On the other hand, if one made a jump of ten communities, “people wouldn’t understand each other any more,” he says.

Most-spoken languages

According to the 2016 census, the Cree languages are the primary languages of 83,985 Canadians, making them the most commonly spoken of the Indigenous languages in the country. In 2011, they were the mother tongue of about 84,000 Canadians, reported between the provinces of Saskatchewan, Manitoba, Alberta and Québec, where 20% of the speakers live.

Ten [15!] years earlier, 80,000 Indigenous people reported that their mother language was Cree, constituting a 3% decrease relative to 1996.

About these figures, Kevin Brousseau comments that Cree has lost ground to entertainment. “Parents spend more time watching television by satellite, more time on social media, and children do the same. They all spend much less time interacting with other people who speak their language,” he observes.

When they send texts, play video games or check their Facebook page, Cree people do it in a language that isn’t their own. And spelling in Cree is a problem, comments Kevin Brousseau, who concludes that “incoherent spelling systems make learning to read and write very difficult for the young.”

It is partly for this reason that he created his blog, to unify Cree spelling. On his website, the story of Hansel and Gretel is given in Cree syllabics. The “âtayôhkân”, or Cree myths, come alive in English. The story of Goldilocks sits side-by-side with that of Diver Duck.

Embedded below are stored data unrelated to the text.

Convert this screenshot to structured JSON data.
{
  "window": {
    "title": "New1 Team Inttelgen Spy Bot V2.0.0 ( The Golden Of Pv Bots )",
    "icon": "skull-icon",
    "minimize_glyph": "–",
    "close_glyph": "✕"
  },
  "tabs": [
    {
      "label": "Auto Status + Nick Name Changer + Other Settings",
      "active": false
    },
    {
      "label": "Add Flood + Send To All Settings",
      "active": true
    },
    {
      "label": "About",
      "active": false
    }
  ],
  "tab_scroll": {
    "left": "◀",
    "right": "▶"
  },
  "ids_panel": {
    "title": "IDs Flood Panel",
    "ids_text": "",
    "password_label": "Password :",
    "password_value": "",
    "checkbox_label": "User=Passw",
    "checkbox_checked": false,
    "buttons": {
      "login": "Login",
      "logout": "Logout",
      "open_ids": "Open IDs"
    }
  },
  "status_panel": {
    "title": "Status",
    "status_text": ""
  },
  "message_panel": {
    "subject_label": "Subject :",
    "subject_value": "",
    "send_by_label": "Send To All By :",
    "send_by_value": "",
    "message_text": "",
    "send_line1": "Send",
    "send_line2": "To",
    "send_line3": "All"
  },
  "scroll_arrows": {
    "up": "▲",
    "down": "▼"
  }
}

“The limits of my language are the limits of my world,” the linguist has written on his website, where he delights in pushing the boundaries.

A few expressions in Cree from the east coast of James Bay:

Bonjour !  (Hello) Waachiye !

Comment vas-tu ?  (How are you?)  Tân eyihtiyan ? ou Tân espayiyan ?

Ça va bien. (Doing well)   Namui wiyesh ou Ni miyupayin.

Merci. (Thank you)  Chinaskumitin.

Au revoir. (Goodbye)  Il n’y a pas d’expression pour dire au revoir en cri de l’est de la baie James. Certaines personnes utilisent ekote, l’équivalent de « OK ».